The equation of the graph is y= 2/4x^2 -4, how can I create this equation by only looking at the graph. What does the a,b,c stand for in the ax^2+bx+c? Example in the y intercept equation, y=mx+b, the b is the y intercept. Thanks.

### 3 Answers

- PuzzlingLv 73 weeks ago
The question specifically says to put the equation in *vertex form*

y = a(x - h)² + k

That's vertex form where (h, k) is the vertex.

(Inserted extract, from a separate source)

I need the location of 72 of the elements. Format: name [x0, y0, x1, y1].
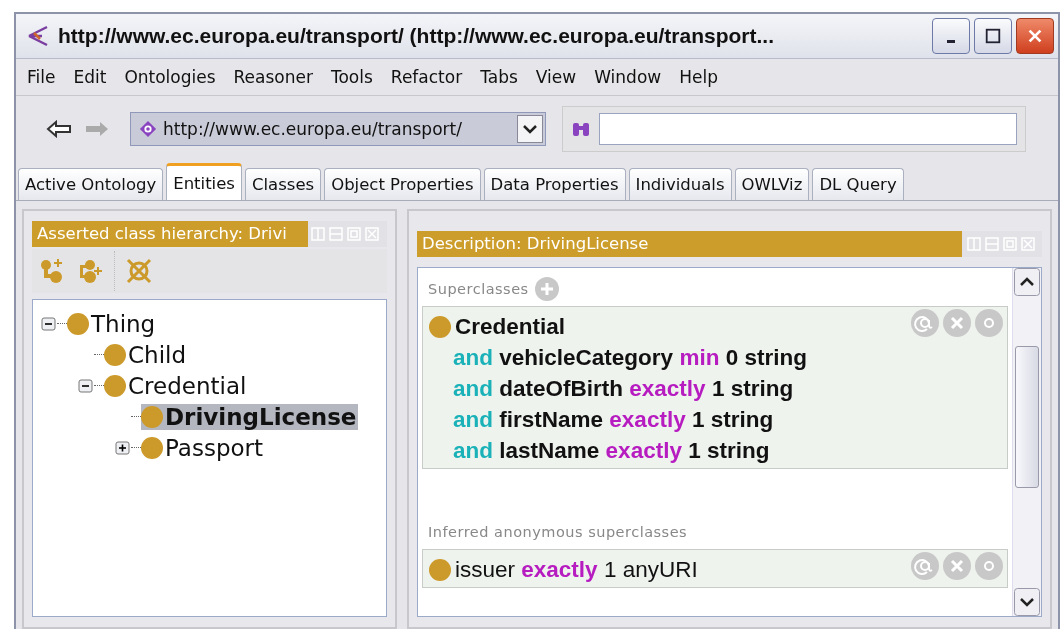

In your case, you have a vertex at (0, -4)

y = a(x - 0)² - 4

y = ax² - 4

Now you just need one more point. For example, you could use one of the x-intercepts like (4,0). Plug in that point for (x,y) and solve for a:

0 = a(4²) - 4

4 = 16a

a = 4/16

a = 1/4

So the final equation is:

y = (1/4)x² - 4

- davidLv 73 weeks ago
y= 2/4x^2 -4, <<<< but you give the equation, not the graph

... look at the graph, it has 2 x-intercepts and a minimum point .. actually 1/2 way between the intercepts

use y = ax^2 + bx + c >>>> sub each point separately to create 3 equations .... 3 equations with 3 unknowns, a, b, and c ... solve the simultaneous equations .. this gives a, b, and c and use these to write the equation.

- Jeff AaronLv 73 weeks ago
Look at the x-intercepts, which seems to be 4 and -4, so we have:

y = a(x + 4)(x - 4)

y = a(x^2 - 16)

Now look at the y-intercept, which is at (0, -4), so we have:

-4 = a(0^2 - 16)

-4 = a(0 - 16)

-4 = -16a

a = (-4)/(-16)

a = 1/4

y = (1/4)(x^2 - 16)

y = (1/4)x^2 - 4